Vegan Buttercream with Oat Milk - 4.5 Quart
4.5 Quart Stand Mixer
Makes 610g; 9 to 13 flowers
Equipment
- 4.5 quart mixer paddle attachment
- food scale spatulas
- two small bowls
- sifter
Ingredients
- 170g Sweetex High Ratio Shortening; see Important Notes.
- 375g powdered confectionery sugar, 55g light corn syrup
- 22g room temperature sweetened vanilla oat milk (recommended liquid)
- 8g vanilla extract
- 6g other flavoring like butter extract or almond extract (optional; this will cut sweetness to preference)

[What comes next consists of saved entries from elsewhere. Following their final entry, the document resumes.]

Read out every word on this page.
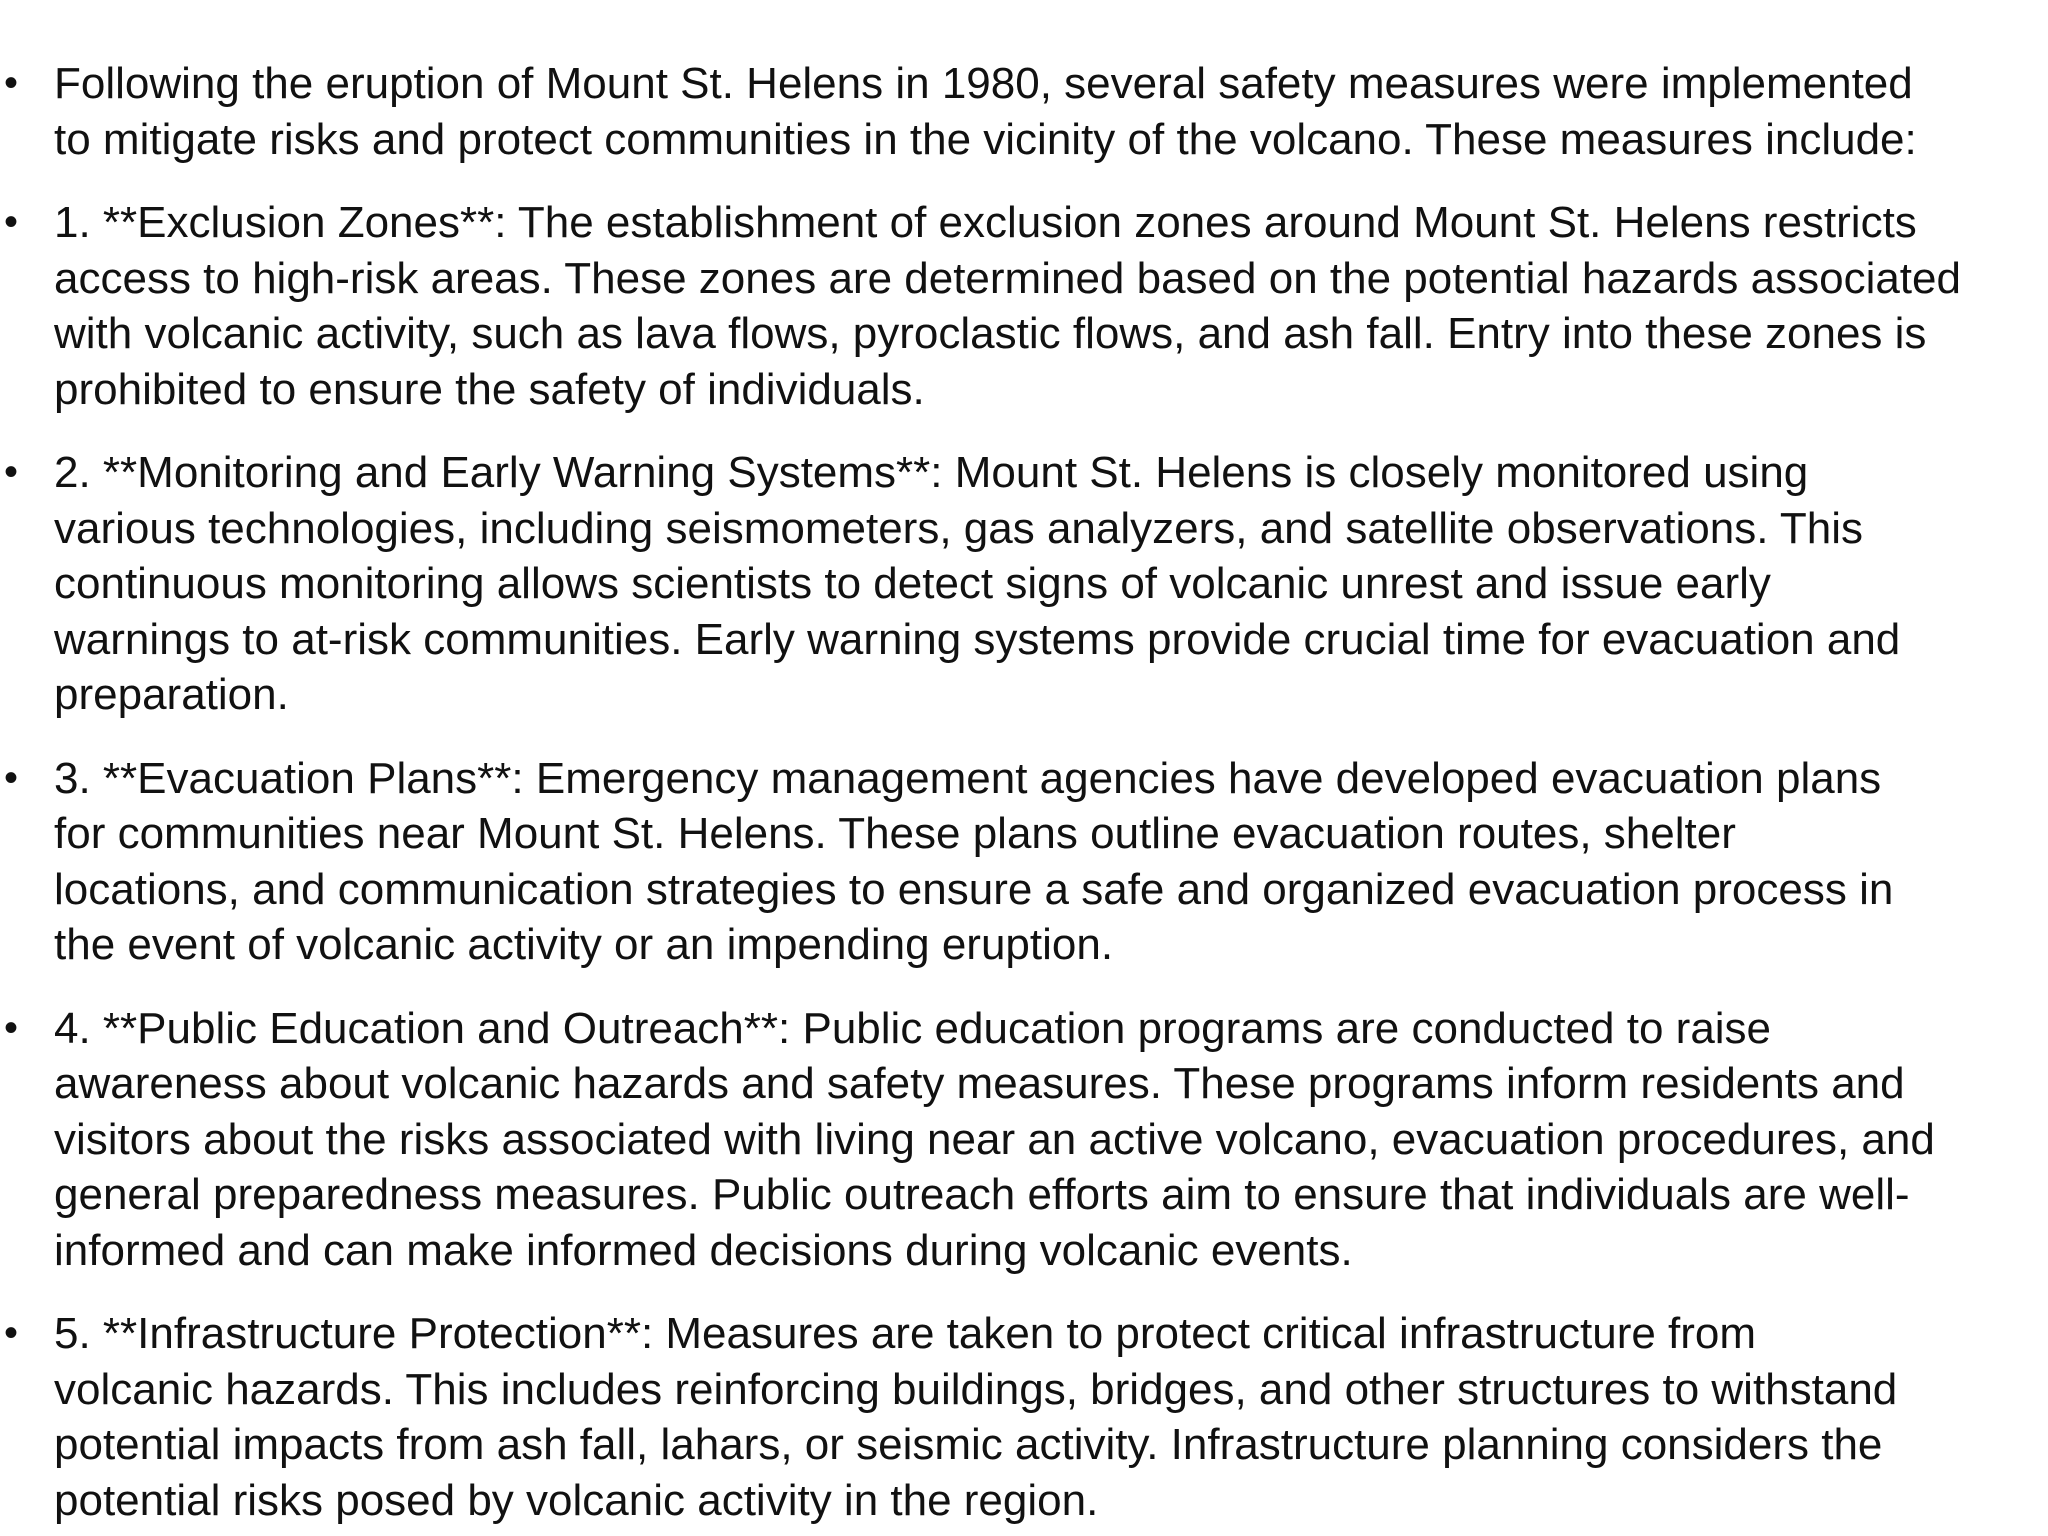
• Following the eruption of Mount St. Helens in 1980, several safety measures were implemented
to mitigate risks and protect communities in the vicinity of the volcano. These measures include:
• 1. **Exclusion Zones**: The establishment of exclusion zones around Mount St. Helens restricts
access to high-risk areas. These zones are determined based on the potential hazards associated
with volcanic activity, such as lava flows, pyroclastic flows, and ash fall. Entry into these zones is
prohibited to ensure the safety of individuals.
• 2. **Monitoring and Early Warning Systems**: Mount St. Helens is closely monitored using
various technologies, including seismometers, gas analyzers, and satellite observations. This
continuous monitoring allows scientists to detect signs of volcanic unrest and issue early
warnings to at-risk communities. Early warning systems provide crucial time for evacuation and
preparation.
• 3. **Evacuation Plans**: Emergency management agencies have developed evacuation plans
for communities near Mount St. Helens. These plans outline evacuation routes, shelter
locations, and communication strategies to ensure a safe and organized evacuation process in
the event of volcanic activity or an impending eruption.
• 4. **Public Education and Outreach**: Public education programs are conducted to raise
awareness about volcanic hazards and safety measures. These programs inform residents and
visitors about the risks associated with living near an active volcano, evacuation procedures, and
general preparedness measures. Public outreach efforts aim to ensure that individuals are well-
informed and can make informed decisions during volcanic events.
• 5. **Infrastructure Protection**: Measures are taken to protect critical infrastructure from
volcanic hazards. This includes reinforcing buildings, bridges, and other structures to withstand
potential impacts from ash fall, lahars, or seismic activity. Infrastructure planning considers the
potential risks posed by volcanic activity in the region.
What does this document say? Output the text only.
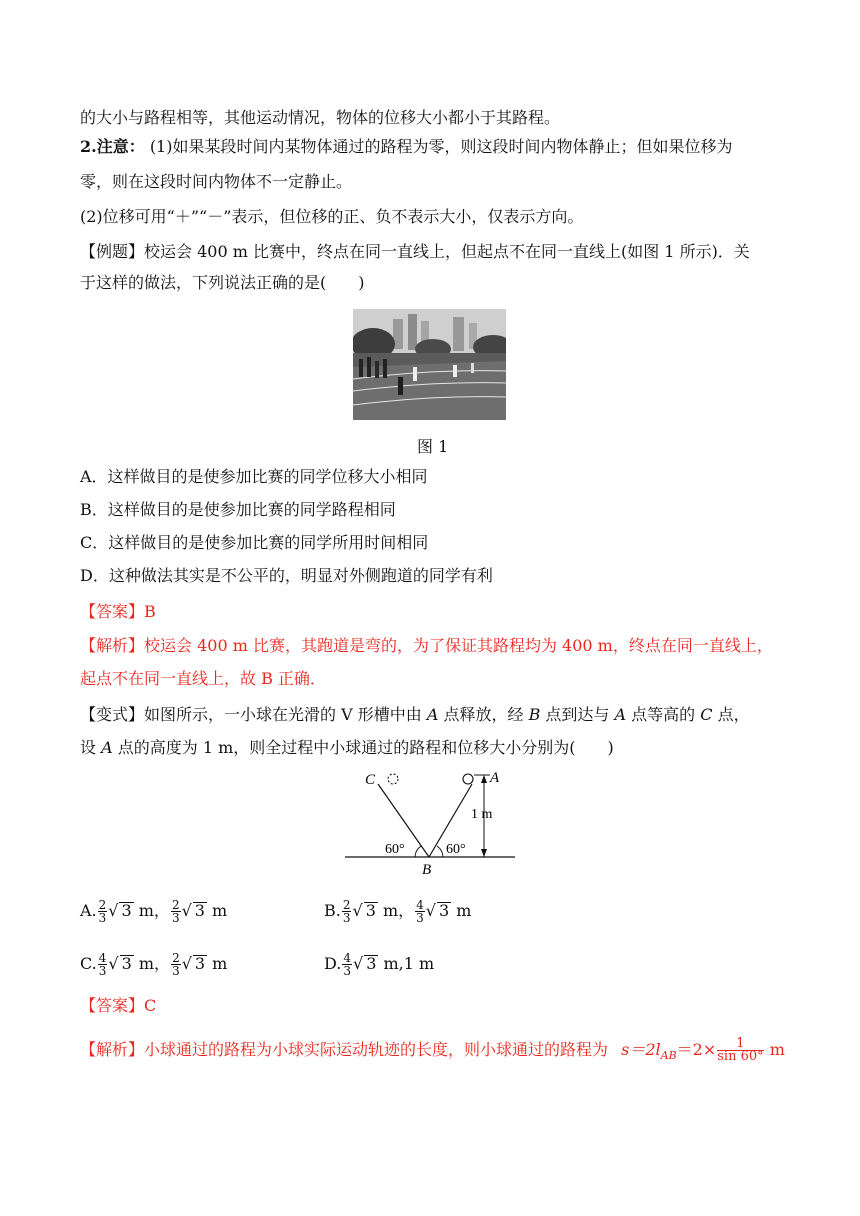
的大小与路程相等，其他运动情况，物体的位移大小都小于其路程。
2.注意： (1)如果某段时间内某物体通过的路程为零，则这段时间内物体静止；但如果位移为
零，则在这段时间内物体不一定静止。
(2)位移可用“＋”“－”表示，但位移的正、负不表示大小，仅表示方向。
【例题】校运会 400 m 比赛中，终点在同一直线上，但起点不在同一直线上(如图 1 所示)．关
于这样的做法，下列说法正确的是(　　)
图 1
A．这样做目的是使参加比赛的同学位移大小相同
B．这样做目的是使参加比赛的同学路程相同
C．这样做目的是使参加比赛的同学所用时间相同
D．这种做法其实是不公平的，明显对外侧跑道的同学有利
【答案】B
【解析】校运会 400 m 比赛，其跑道是弯的，为了保证其路程均为 400 m，终点在同一直线上，
起点不在同一直线上，故 B 正确．
【变式】如图所示，一小球在光滑的 V 形槽中由 A 点释放，经 B 点到达与 A 点等高的 C 点，
设 A 点的高度为 1 m，则全过程中小球通过的路程和位移大小分别为(　　)
C	A
B
1 m
60°	60°
A. $\frac{2}{3}$ √ 3 m， $\frac{2}{3}$ √ 3 m	B. $\frac{2}{3}$ √ 3 m， $\frac{4}{3}$ √ 3 m
C. $\frac{4}{3}$ √ 3 m， $\frac{2}{3}$ √ 3 m	D. $\frac{4}{3}$ √ 3 m,1 m
【答案】C
【解析】小球通过的路程为小球实际运动轨迹的长度，则小球通过的路程为 $s=2l_{AB}=2\times \frac{1}{\sin 60^\circ}$ m
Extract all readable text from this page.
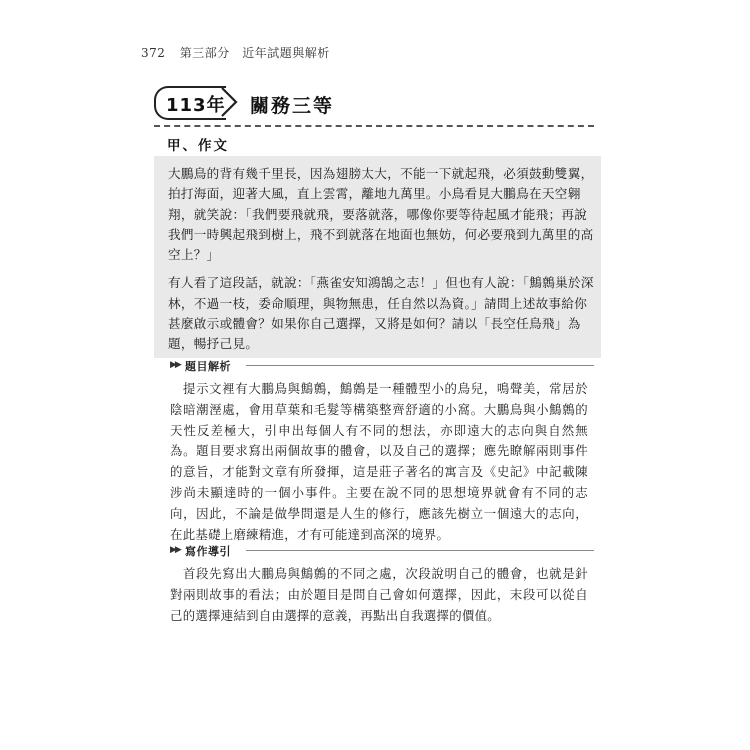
372 第三部分　近年試題與解析
113年 關務三等
甲、作文

大鵬鳥的背有幾千里長，因為翅膀太大，不能一下就起飛，必須鼓動雙翼，拍打海面，迎著大風，直上雲霄，離地九萬里。小鳥看見大鵬鳥在天空翱翔，就笑說：「我們要飛就飛，要落就落，哪像你要等待起風才能飛；再說我們一時興起飛到樹上，飛不到就落在地面也無妨，何必要飛到九萬里的高空上？」

有人看了這段話，就說：「燕雀安知鴻鵠之志！」但也有人說：「鷦鷯巢於深林，不過一枝，委命順理，與物無患，任自然以為資。」請問上述故事給你甚麼啟示或體會？如果你自己選擇，又將是如何？請以「長空任鳥飛」為題，暢抒己見。

▶▶ 題目解析
提示文裡有大鵬鳥與鷦鷯，鷦鷯是一種體型小的鳥兒，鳴聲美，常居於陰暗潮溼處，會用草葉和毛髮等構築整齊舒適的小窩。大鵬鳥與小鷦鷯的天性反差極大，引申出每個人有不同的想法，亦即遠大的志向與自然無為。題目要求寫出兩個故事的體會，以及自己的選擇；應先瞭解兩則事件的意旨，才能對文章有所發揮，這是莊子著名的寓言及《史記》中記載陳涉尚未顯達時的一個小事件。主要在說不同的思想境界就會有不同的志向，因此，不論是做學問還是人生的修行，應該先樹立一個遠大的志向，在此基礎上磨練精進，才有可能達到高深的境界。
▶▶ 寫作導引
首段先寫出大鵬鳥與鷦鷯的不同之處，次段說明自己的體會，也就是針對兩則故事的看法；由於題目是問自己會如何選擇，因此，末段可以從自己的選擇連結到自由選擇的意義，再點出自我選擇的價值。
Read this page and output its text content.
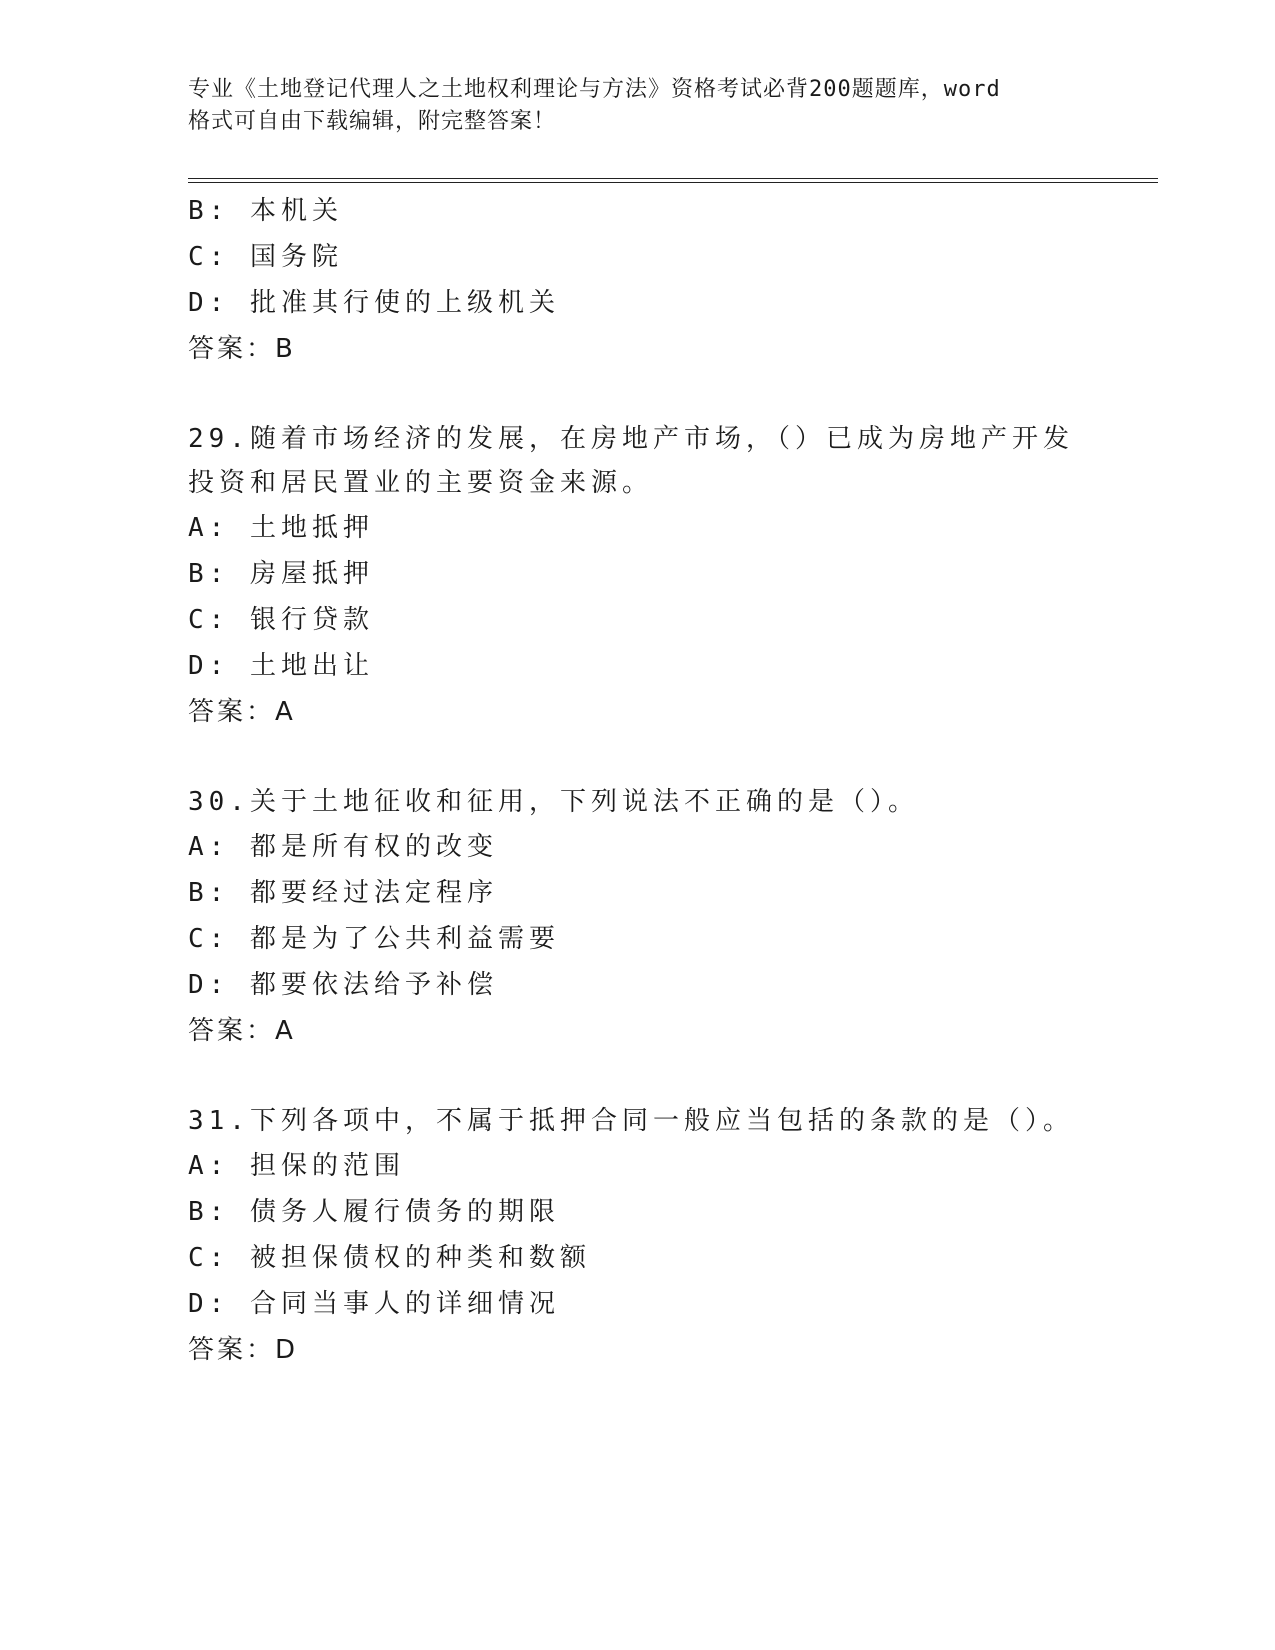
专业《土地登记代理人之土地权利理论与方法》资格考试必背200题题库，word
格式可自由下载编辑，附完整答案！
B: 本机关
C: 国务院
D: 批准其行使的上级机关
答案：B
29.随着市场经济的发展，在房地产市场，（）已成为房地产开发投资和居民置业的主要资金来源。
A: 土地抵押
B: 房屋抵押
C: 银行贷款
D: 土地出让
答案：A
30.关于土地征收和征用，下列说法不正确的是（）。
A: 都是所有权的改变
B: 都要经过法定程序
C: 都是为了公共利益需要
D: 都要依法给予补偿
答案：A
31.下列各项中，不属于抵押合同一般应当包括的条款的是（）。
A: 担保的范围
B: 债务人履行债务的期限
C: 被担保债权的种类和数额
D: 合同当事人的详细情况
答案：D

- Refrigerate in an airtight container for up to 7 days. Store in freezer in airtight container for up to 3 months
Notes
- This recipe is designed for a 4.5 quart mixer.
- This is a thick, sweet American-style buttercream that tastes similar to marshmallows.
- You cannot use Crisco or other similar vegetable shortening for this recipe.
- Sweetex will give you the best results.
- Remember, mix low and slow throughout the entire recipe!
- Sift your powdered sugar prior to adding it to the Sweetex.
- Fully mix sugar and fat into a dough before incorporating liquids. This will take a few minutes.
- Once all liquids are incorporated into "dough," make sure to mix on low until buttercream is smooth-this may take a few minutes. At first, the buttercream will look as though it is curdling-keep mixing to get to that smoothness!
- Make sure to scrape down your bowl often throughout the process!
- For strict vegan, check to make sure all ingredients are vegan-friendly.
- This buttercream will harden in the freezer, but will soften quickly once at room temperature.
- This buttercream is good for hot climates; very heat resistant.
- Check with your local health department to ensure buttercream is usable under applicable cottage rules and regulations.